Peterborough aims to build first council houses in 20 years
Peterborough is aiming to build its first council houses in 20 years.
The city council has outlined plans to set up a Housing Revenue Account which will allow it to build its own homes, with the aim of 2,000 properties being readied by April 2032.
The authority transferred its housing stock to Cross Keys Homes in 2004, a decision which was made to allow for urgent repairs to be made.
The local authority has previously stated its ambition to begin building new council homes, but the details have been outlined in a report to be debated by the Conservative Cabinet on Monday, June 21.
The report states that the council will build at least 1,200 properties over a 10 year period (ending on March 21, 2032), with the “ambition” to deliver 2,000 by that date.
Setting up an HRA will cost £556,000 which will be funded from reserves.
It is expected the new homes will be used largely for the city’s homeless families, with the number of households needing support expected to grow.
The report says: “The council faces increased financial and social pressures from the number of households presenting as homeless and the high levels of demand from households on the Housing Register.
“Despite all efforts from our housing association partners to increase the delivery of affordable homes, and the council’s efforts to maximise the availability of private sector options, supply has failed to meet housing need and is expected to continue to fall below the levels needed to meet housing need in future.
“There are concerns that homelessness, both at a local and national level, is likely to rise as restrictions are lifted and the economic impact of the pandemic continues to be felt.
“We have already seen a slight increase in the number of households in temporary accommodation since the stay at home order was lifted and family and friends are no longer willing to allow people to stay with them.
“Extrapolated over the next 12 months, this could result in around 60 more households in temporary accommodation.”
The council added that up to 300 households who could have been evicted if not for a temporary ban during the pandemic are at risk of becoming homeless when the ban is lifted, while the end of the furlough scheme in September could be another tipping point.

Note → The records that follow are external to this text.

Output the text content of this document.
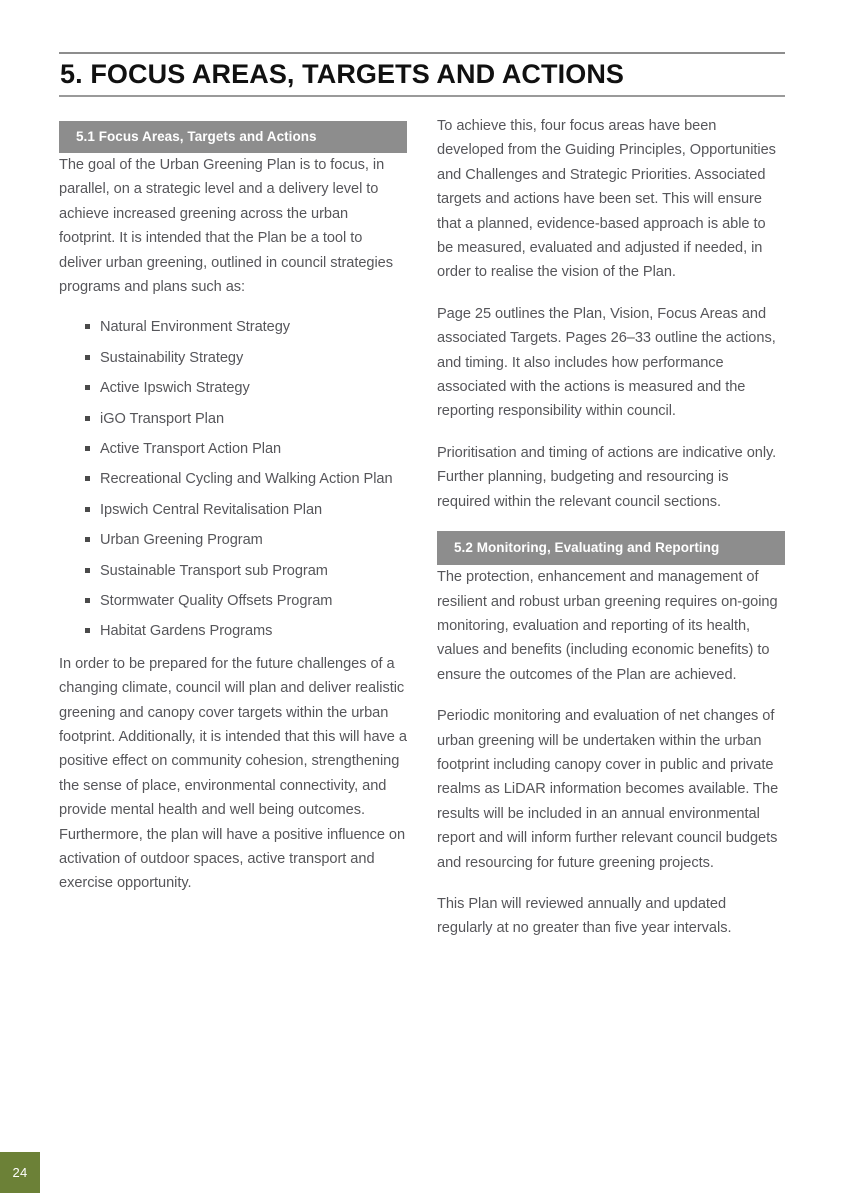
5. FOCUS AREAS, TARGETS AND ACTIONS
5.1 Focus Areas, Targets and Actions

The goal of the Urban Greening Plan is to focus, in parallel, on a strategic level and a delivery level to achieve increased greening across the urban footprint. It is intended that the Plan be a tool to deliver urban greening, outlined in council strategies programs and plans such as:

Natural Environment Strategy
Sustainability Strategy
Active Ipswich Strategy
iGO Transport Plan
Active Transport Action Plan
Recreational Cycling and Walking Action Plan
Ipswich Central Revitalisation Plan
Urban Greening Program
Sustainable Transport sub Program
Stormwater Quality Offsets Program
Habitat Gardens Programs

In order to be prepared for the future challenges of a changing climate, council will plan and deliver realistic greening and canopy cover targets within the urban footprint. Additionally, it is intended that this will have a positive effect on community cohesion, strengthening the sense of place, environmental connectivity, and provide mental health and well being outcomes. Furthermore, the plan will have a positive influence on activation of outdoor spaces, active transport and exercise opportunity.

To achieve this, four focus areas have been developed from the Guiding Principles, Opportunities and Challenges and Strategic Priorities. Associated targets and actions have been set. This will ensure that a planned, evidence-based approach is able to be measured, evaluated and adjusted if needed, in order to realise the vision of the Plan.

Page 25 outlines the Plan, Vision, Focus Areas and associated Targets. Pages 26–33 outline the actions, and timing. It also includes how performance associated with the actions is measured and the reporting responsibility within council.

Prioritisation and timing of actions are indicative only. Further planning, budgeting and resourcing is required within the relevant council sections.

5.2 Monitoring, Evaluating and Reporting

The protection, enhancement and management of resilient and robust urban greening requires on-going monitoring, evaluation and reporting of its health, values and benefits (including economic benefits) to ensure the outcomes of the Plan are achieved.

Periodic monitoring and evaluation of net changes of urban greening will be undertaken within the urban footprint including canopy cover in public and private realms as LiDAR information becomes available. The results will be included in an annual environmental report and will inform further relevant council budgets and resourcing for future greening projects.

This Plan will reviewed annually and updated regularly at no greater than five year intervals.

24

It warned that “the number of people presenting to the council as homeless could increase significantly, with the number of households in temporary accommodation also increasing”.
Other uses for the new council homes could include supporting foster families, children moving out of care into long term tenancies, and supporting people with social care needs to live independently, the report adds.

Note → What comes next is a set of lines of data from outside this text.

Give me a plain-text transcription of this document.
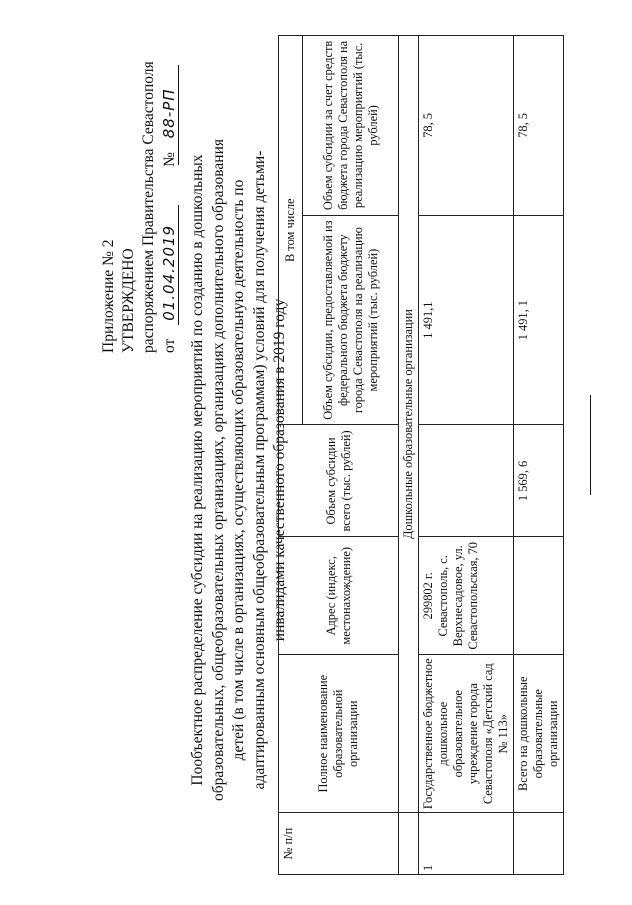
Приложение № 2 УТВЕРЖДЕНО распоряжением Правительства Севастополя от 01.04.2019 № 88-РП
Пообъектное распределение субсидии на реализацию мероприятий по созданию в дошкольных образовательных, общеобразовательных организациях, организациях дополнительного образования детей (в том числе в организациях, осуществляющих образовательную деятельность по адаптированным основным общеобразовательным программам) условий для получения детьми-инвалидами качественного образования в 2019 году
№ п/п	Полное наименование образовательной организации	Адрес (индекс, местонахождение)	Объем субсидии всего (тыс. рублей)	В том числе	
				Объем субсидии, предоставляемой из федерального бюджета бюджету города Севастополя на реализацию мероприятий (тыс. рублей)	Объем субсидии за счет средств бюджета города Севастополя на реализацию мероприятий (тыс. рублей)
	Дошкольные образовательные организации				
1	Государственное бюджетное дошкольное образовательное учреждение города Севастополя «Детский сад № 113»	299802 г. Севастополь, с. Верхнесадовое, ул. Севастопольская, 70		1 491,1	78, 5
	Всего на дошкольные образовательные организации		1 569, 6	1 491, 1	78, 5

Financially, building council homes would provide a major boost to the local authority’s coffers, with a surplus of nearly £66 million over 30 years expected if the 1,200 homes are built in the first decade, rising to £134 million if 2,000 homes are built.

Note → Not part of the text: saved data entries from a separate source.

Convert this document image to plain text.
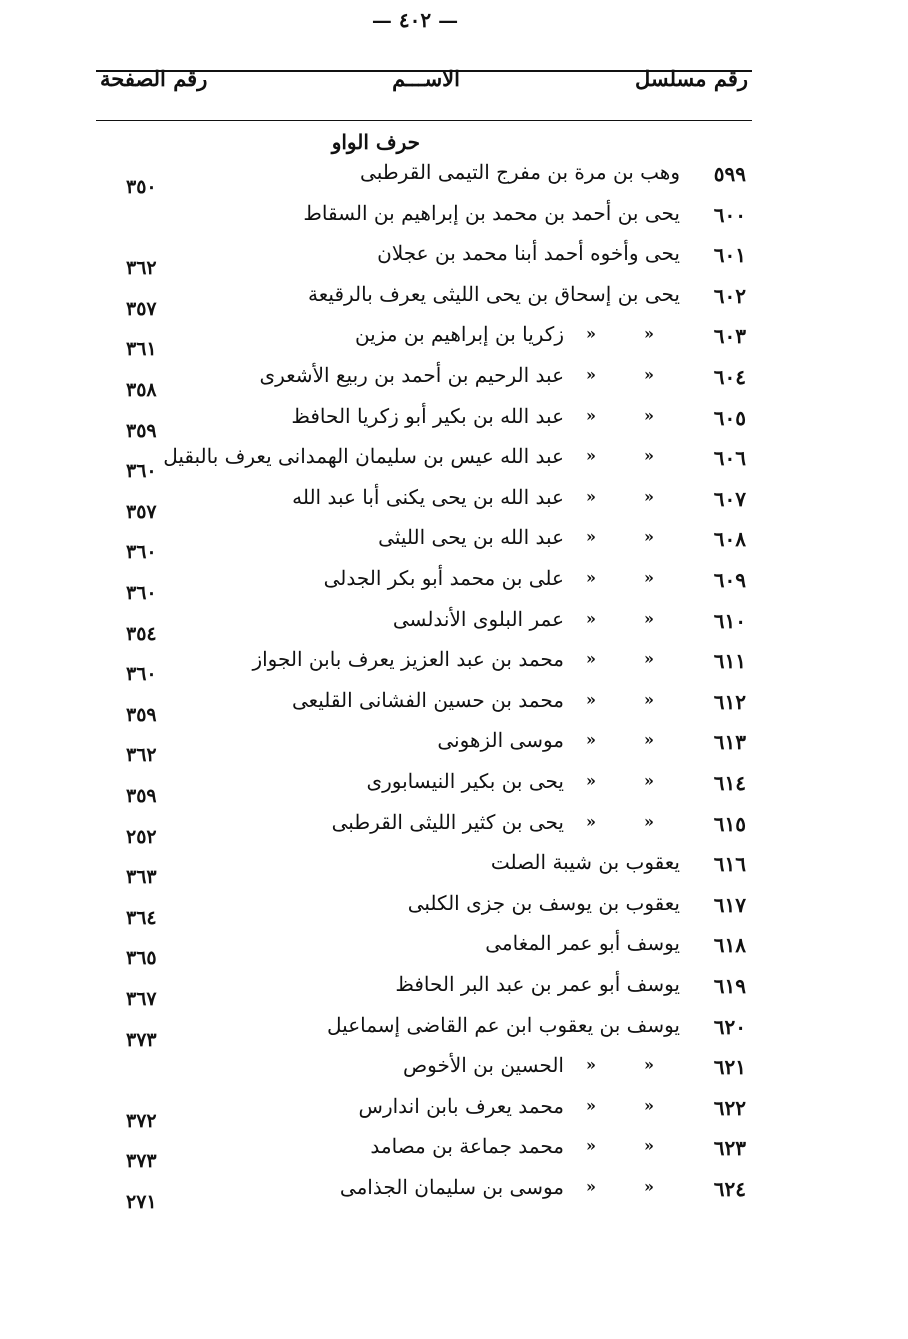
— ٤٠٢ —
رقم مسلسل
الاســـم
رقم الصفحة
حرف الواو
٥٩٩
وهب بن مرة بن مفرج التيمى القرطبى
٣٥٠
٦٠٠
يحى بن أحمد بن محمد بن إبراهيم بن السقاط
٦٠١
يحى وأخوه أحمد أبنا محمد بن عجلان
٣٦٢
٦٠٢
يحى بن إسحاق بن يحى الليثى يعرف بالرقيعة
٣٥٧
٦٠٣
«
«
زكريا بن إبراهيم بن مزين
٣٦١
٦٠٤
«
«
عبد الرحيم بن أحمد بن ربيع الأشعرى
٣٥٨
٦٠٥
«
«
عبد الله بن بكير أبو زكريا الحافظ
٣٥٩
٦٠٦
«
«
عبد الله عيس بن سليمان الهمدانى يعرف بالبقيل
٣٦٠
٦٠٧
«
«
عبد الله بن يحى يكنى أبا عبد الله
٣٥٧
٦٠٨
«
«
عبد الله بن يحى الليثى
٣٦٠
٦٠٩
«
«
على بن محمد أبو بكر الجدلى
٣٦٠
٦١٠
«
«
عمر البلوى الأندلسى
٣٥٤
٦١١
«
«
محمد بن عبد العزيز يعرف بابن الجواز
٣٦٠
٦١٢
«
«
محمد بن حسين الفشانى القليعى
٣٥٩
٦١٣
«
«
موسى الزهونى
٣٦٢
٦١٤
«
«
يحى بن بكير النيسابورى
٣٥٩
٦١٥
«
«
يحى بن كثير الليثى القرطبى
٢٥٢
٦١٦
يعقوب بن شيبة الصلت
٣٦٣
٦١٧
يعقوب بن يوسف بن جزى الكلبى
٣٦٤
٦١٨
يوسف أبو عمر المغامى
٣٦٥
٦١٩
يوسف أبو عمر بن عبد البر الحافظ
٣٦٧
٦٢٠
يوسف بن يعقوب ابن عم القاضى إسماعيل
٣٧٣
٦٢١
«
«
الحسين بن الأخوص
٦٢٢
«
«
محمد يعرف بابن اندارس
٣٧٢
٦٢٣
«
«
محمد جماعة بن مصامد
٣٧٣
٦٢٤
«
«
موسى بن سليمان الجذامى
٢٧١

The money could then be re-invested in building new homes or improving the existing stock, the report states.
The decision to transfer the council’s housing stock over to Cross Keys was agreed in 2003, with the handover taking place in 2004.
Former council leader John Holdich, who pushed through the transfer, revealed in a recent interview that at the time the local authority was paying £14 a week to the Government for each council tenant, meaning it was unable to afford the desperately needed repairs on approximately 40 per cent of the homes which were deemed not fit for purpose.
Mr Holdich, when council leader, announced the decision to deliver new homes back in 2019, stating at the time that the Government’s decision to lift the cap on council borrowing to spend on housing meant the time was right to invest once again in its own stock.
Cross Keys and the council have also set up a joint housing venture called Medesham Homes to deliver more social homes in the city.
Medesham may be used to help deliver the new council homes.